Start with the problem, not with the Data says Andreas Weigend on one of the many banners at this years this year’s Strata data conference in London. It is one of the recurring themes of the conference and something we at Bluemetrix have been shouting for years.
We have assembled our key takeaways from the event below covering everything from technology stacks to organisation change management but if you want the full slides head over to https://strataconf.com/slides to get them from each speaker.
Data science is not always the first step
Allison Nau from Coxautodata.com illustrated the journey from problem to insight clearly during her presentation with this diagram of the journey.
In fact Allison Nau ignores Data Science in the beginning. “DataScience is not always the first step”.
Hollie Lubbock from Fjord presented the intersection of data where you can find insight. It comes in the overlap when you answer the questions Who, what, where, when, why and how. The intersection of data is between Thick data design research, Big data and data science, and wide data trends and strategy.
But this is not easy to achieve as highlighted by Kim Nilsson in this great diagram illustrating the challenges for a datascience team combining so many different sources.
This is why it was great to see some real life case studies presented on the day.
Carme Artigas of synergicpartners.com presented a case study on using data to increase the retail business value for Pepsi Co. Using BigData they were able to locate the Points of Sale with the highest potential and to segment those PoS according to their shopper behaviour. There were 3 algorithms they used to locate the PoS with the highest potential:
- Linear regression
- Logistic regression
- Clustering mode
EasyJets Data team shared a great slide on their journey from Excel sheets to Big Data and advanced analytics.
“Data is the fuel, the gold, of this era” – Eva Kaili
They use this data now for revenue management.
This consists of the following processes:
Algorithmic ecosystem with over 150 processes controlling the pricing lifecycle at flight level.
- Pre-live – analysis of historic flight performance (internal and external drivers).
- Live – forecasting and tracking demand evolution against plan & reacting to changes.
- Events – handling demand variations through the year.
Flight ticket and ancillary ticket:
- 500,000 flights and their ancillaries managed independently.
- 30,000 daily adjustments. (Note, they do not change the price after you check their website!)
Machine learning since 2010:
- Over 1000 productivity improvements in that time.
- Many millions of revenue improvements.
Paco Nathan of OReilly Media presented an interesting comparison of Agile Methodology vs Machine Learning.
“AI sounds scary to the lay person. But what we call AI is actually decision automation- and that sounds (a bit) less scary”. – Amr Awadallah
Fraud detection techniques comparison.
Current big data technology stacks
Harvinder Atwal did a quick analysis of the conference talk descriptions and plotted the most talked about technologies at the Conference. He notes some change since last year. Spark still top but Kafka overtakes Hadoop, Druid is highest new entry but Kylin disappears off the chart.
A key quote from the day presented by Strata Data themselves:
“Big data is just the ability to gather information and query it in such a way that we are able to learn things about the world that were previously inaccessible to us.” – Hilary Mason.
While Olaf Hein, Ordix presented an interesting comparison of big data storage solutions.
In terms of big data technology it was interesting to hear from @cloudera and @Telekom_group as they work towards providing Machine learning as a service which should have a big impact on the industry over the coming years.
To speed up development in the machine learning pipeline, break it up in pieces suggested Harvinder Atwal, Head of Data Strategy and Advanced Analytics for Money Supermarket. This enables you to commit code regularly and build out your continuous integration.

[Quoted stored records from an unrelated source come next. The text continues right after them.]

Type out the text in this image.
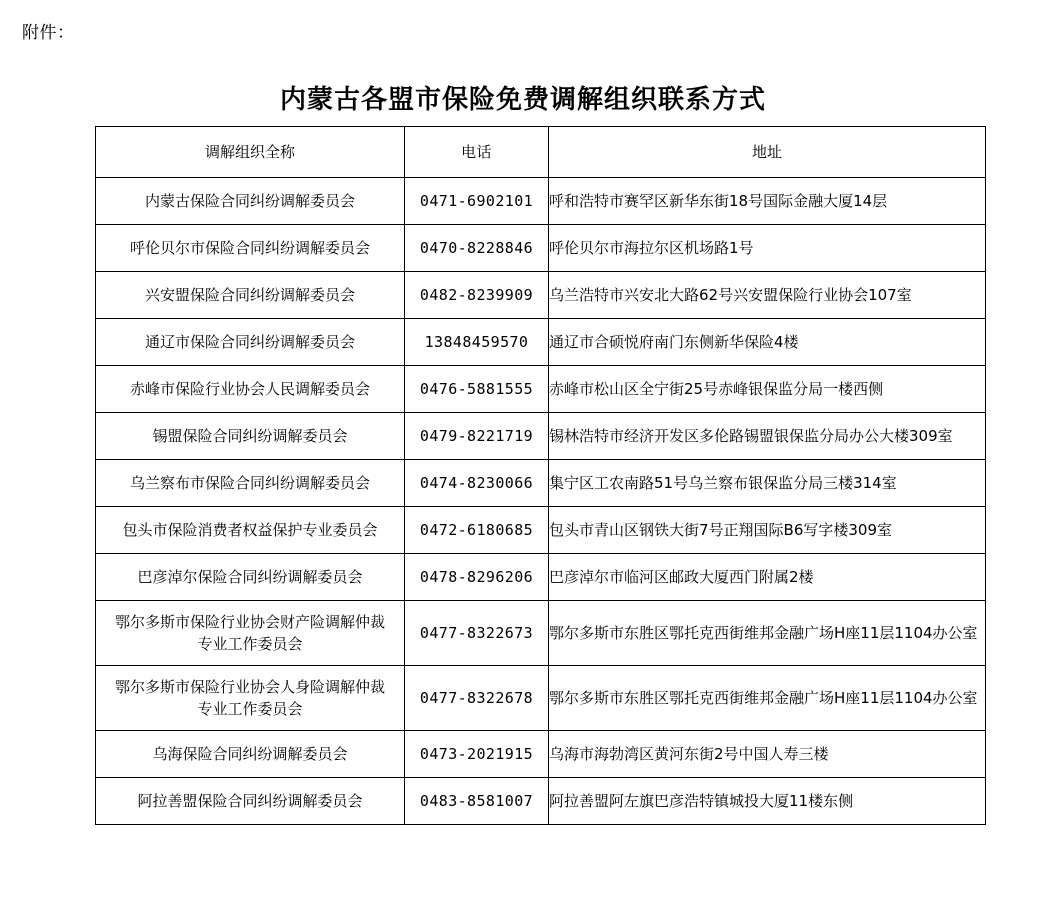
附件：
内蒙古各盟市保险免费调解组织联系方式
调解组织全称	电话	地址
内蒙古保险合同纠纷调解委员会	0471-6902101	呼和浩特市赛罕区新华东街18号国际金融大厦14层
呼伦贝尔市保险合同纠纷调解委员会	0470-8228846	呼伦贝尔市海拉尔区机场路1号
兴安盟保险合同纠纷调解委员会	0482-8239909	乌兰浩特市兴安北大路62号兴安盟保险行业协会107室
通辽市保险合同纠纷调解委员会	13848459570	通辽市合硕悦府南门东侧新华保险4楼
赤峰市保险行业协会人民调解委员会	0476-5881555	赤峰市松山区全宁街25号赤峰银保监分局一楼西侧
锡盟保险合同纠纷调解委员会	0479-8221719	锡林浩特市经济开发区多伦路锡盟银保监分局办公大楼309室
乌兰察布市保险合同纠纷调解委员会	0474-8230066	集宁区工农南路51号乌兰察布银保监分局三楼314室
包头市保险消费者权益保护专业委员会	0472-6180685	包头市青山区钢铁大街7号正翔国际B6写字楼309室
巴彦淖尔保险合同纠纷调解委员会	0478-8296206	巴彦淖尔市临河区邮政大厦西门附属2楼

鄂尔多斯市保险行业协会财产险调解仲裁
专业工作委员会	0477-8322673	鄂尔多斯市东胜区鄂托克西街维邦金融广场H座11层1104办公室

鄂尔多斯市保险行业协会人身险调解仲裁
专业工作委员会	0477-8322678	鄂尔多斯市东胜区鄂托克西街维邦金融广场H座11层1104办公室
乌海保险合同纠纷调解委员会	0473-2021915	乌海市海勃湾区黄河东街2号中国人寿三楼
阿拉善盟保险合同纠纷调解委员会	0483-8581007	阿拉善盟阿左旗巴彦浩特镇城投大厦11楼东侧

Organisation change management
One of the most challenging roadblocks to a data project is the organization itself shared Guillaume Salou .

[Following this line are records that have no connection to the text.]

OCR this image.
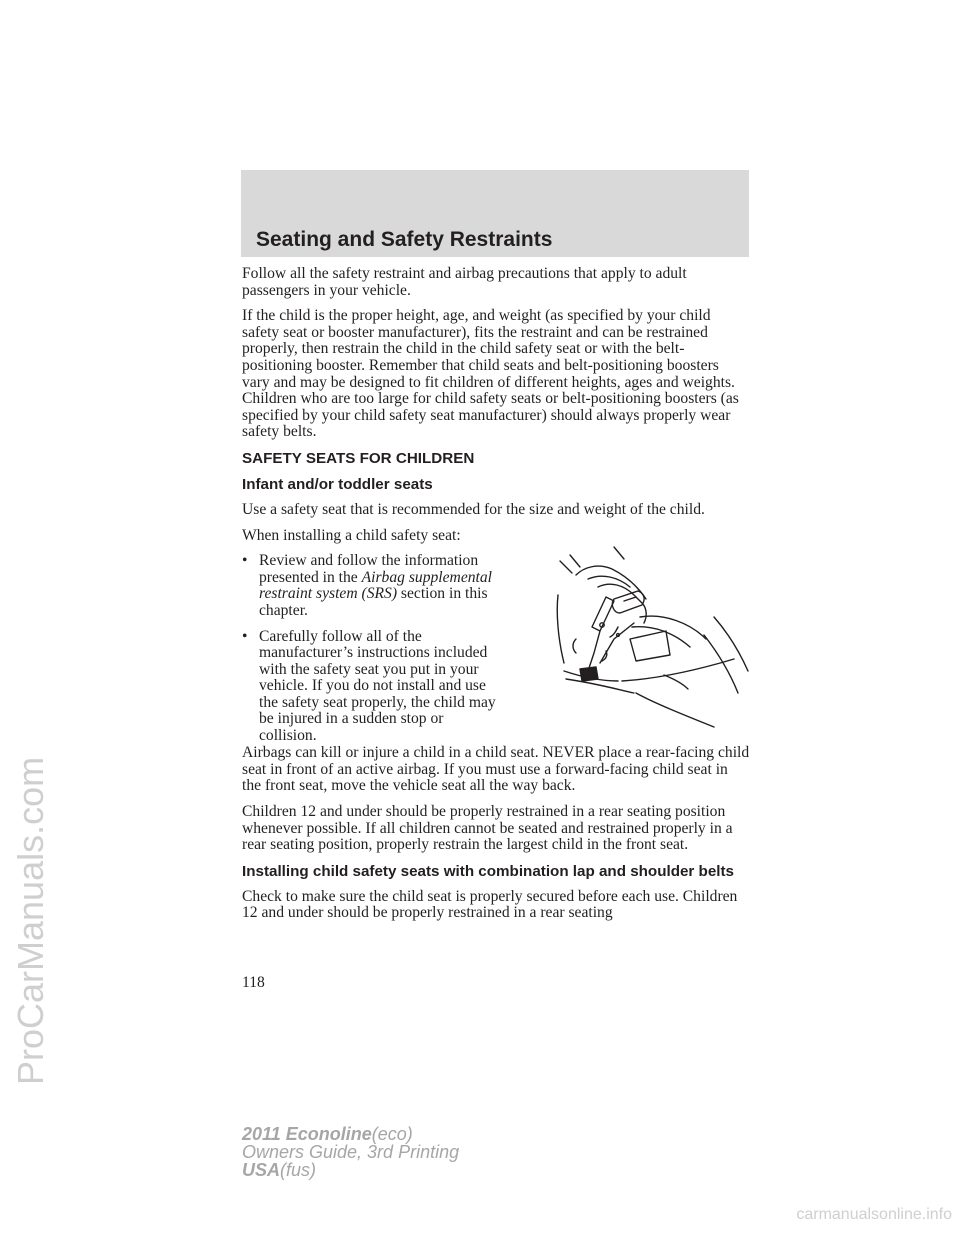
Seating and Safety Restraints
ProCarManuals.com

Follow all the safety restraint and airbag precautions that apply to adult passengers in your vehicle.

If the child is the proper height, age, and weight (as specified by your child safety seat or booster manufacturer), fits the restraint and can be restrained properly, then restrain the child in the child safety seat or with the belt-positioning booster. Remember that child seats and belt-positioning boosters vary and may be designed to fit children of different heights, ages and weights. Children who are too large for child safety seats or belt-positioning boosters (as specified by your child safety seat manufacturer) should always properly wear safety belts.

SAFETY SEATS FOR CHILDREN
Infant and/or toddler seats

Use a safety seat that is recommended for the size and weight of the child.

When installing a child safety seat:

• Review and follow the information presented in the Airbag supplemental restraint system (SRS) section in this chapter.
• Carefully follow all of the manufacturer’s instructions included with the safety seat you put in your vehicle. If you do not install and use the safety seat properly, the child may be injured in a sudden stop or collision.

Airbags can kill or injure a child in a child seat. NEVER place a rear-facing child seat in front of an active airbag. If you must use a forward-facing child seat in the front seat, move the vehicle seat all the way back.

Children 12 and under should be properly restrained in a rear seating position whenever possible. If all children cannot be seated and restrained properly in a rear seating position, properly restrain the largest child in the front seat.

Installing child safety seats with combination lap and shoulder belts

Check to make sure the child seat is properly secured before each use. Children 12 and under should be properly restrained in a rear seating

118
2011 Econoline(eco)
Owners Guide, 3rd Printing
USA(fus)
carmanualsonline.info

There is no technical solution to a political problem.
A common theme throughout the day was the difference in language between different stakeholders in an organisation. To move forward you need to agree a common language as highlighted by https://dere-street.com/.
“Innovation is not organising a hackathon on a weekend giving your best ideas for a beer and a cold pizza” – Louise Beaumont, Publicis Goupe “
@kevinsigliano presented the key dimensions you need to focus on to prove the ROI of digital transformation when making a case to the organisation.
Han Yang @HanYang1234 From Cisco highlighted one of the key challenges for organisations adopting data science. While data scientists have their favourite variant of software stack, but they don’t believe corporate IT is savvy enough to deliver it. He suggested the solution to this is a validated design. It’s like a recipe for IT to follow.
Harvinder recommends organising around the ideal journey of your data instead of organising around your teams and organisation structure. It results in fewer roles, more end-to-end ownership and less friction.
A common complaint comes from users of the data itself and are forced to use business intelligence dashboards. Users hate BI dashboards and have for a long time as presented in this dashboard about dashboards from @markmadsen & @superdupershant.
One of the key difficulties of Big data and machine learning is the difference between research and when that research but hit the real world and brilliantly summarised with this slide from @mikiobraun
Thats it from the team.
Were you at the conference? What were your key takeaways?